Signee profile: Greg King

One Tennessee football signee was hurting when he left the Orange & White Game, and he didn't even play in it.

That would be Memphis linebacker Greg King, who literally got to experience the fanaticism of The Vol Nation first-hand.

"I signed about a thousand autographs at the spring game. My hand was cramping up," King said by phone from his Memphis home. "It made me feel kind of good, though."

It should. Even when you're a King, it's nice being treated like royalty by the people who pay for your scholarship. And, as the new recruit readily admits: "I've been getting a whole lot of love from Tennessee fans since I signed in February."

He's also been getting a whole lot of work in hopes of being ready to contribute immediately.

"I've been working with a personal trainer to get in shape," he said. "My trainer has been getting me ready. I do all kinds of work – upper body, lower body, running and drills."

Like most of Tennessee's signees, King has added a few pounds of muscle on the workout program Vol coaches sent him.

"I weighed 200 when I signed, and I'm about 210 now," he said.

Asked if he has gotten any faster since signing in February, King deadpanned, "I haven't had my speed tested but I ain't gotten no slower."

The 6-foot-3 King is likely to add more weight as he matures physically. He'll need it to withstand the rigors of the Southeastern Conference.

"I'll probably play the Will (weak side) or Sam (strong side) linebacker," King said. "I'm not big enough right now for Mike (middle)."

That's fine, though. He prefers operating in open space, where he can fully exploit his exceptional speed.

"I like Will and Sam because they give you the opportunity to roam the whole field," he said. "At Mike you're kind of boxed in."

Even so, he says Tennessee's coaches suggest he might get a look in the middle when preseason drills open in August.

"They told me to be ready to play Will and Mike but I'm looking at all three," King said. "You never know when there might be an injury and you need to move around to help out."

An exceptional athlete, King was a jumper for Melrose High's track team as a junior. He decided to focus all of his energy on preparing for football this spring, however.

"I used to do the long jump and high jump," he recalled. "I could've done the relays or the 400 this spring but it would've taken time away from my workouts."

King has taken the ACT and recently sent his high school transcript to the NCAA Clearinghouse. He assumes he'll be approved in time to enroll at UT for the first session of summer school on June 1.

Minus starting linebackers Ellix Wilson and Nevin McKenzie from 2008, Tennessee's coaches are expected to give King a long look in preseason. He thinks they'll like what they see.

"I bring excitement," he said. "The momentum of the game changes when I'm in there. There's no waiting; I come out strong."

The young man does not lack for confidence.
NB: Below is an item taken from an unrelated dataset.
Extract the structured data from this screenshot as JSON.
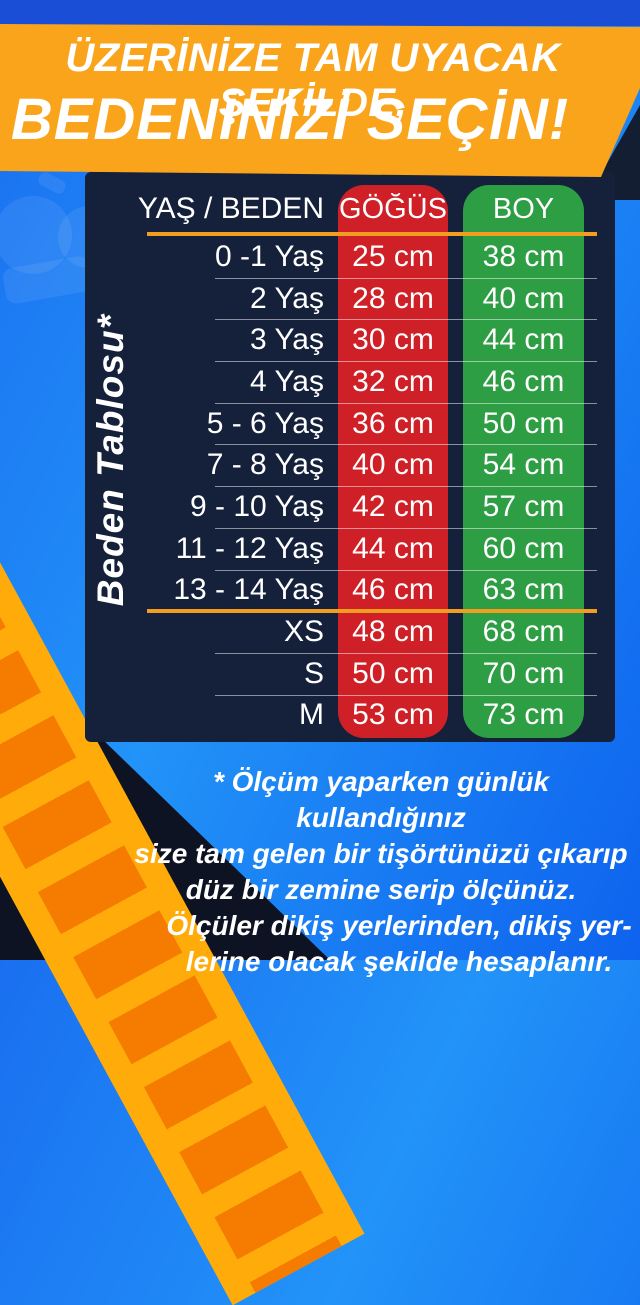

"My goal is to try to make Freshman All-American," he said. "It'll take hard work, like I've been putting in, and dedication. I just need to be dedicated to what I want, then go on and do it."

Certainly, recruiting expert Andrew Bone believes King has all of the physical components to be a quality Tennessee linebacker.

"Greg King has a lot of speed and moves well from sideline-to-sideline," Bone says. "He is a big-time hitter, but needs to work on the fundamentals of the game. He has all the tools, and a tremendous upside. A little coaching will go a long way into developing King into a force in the SEC."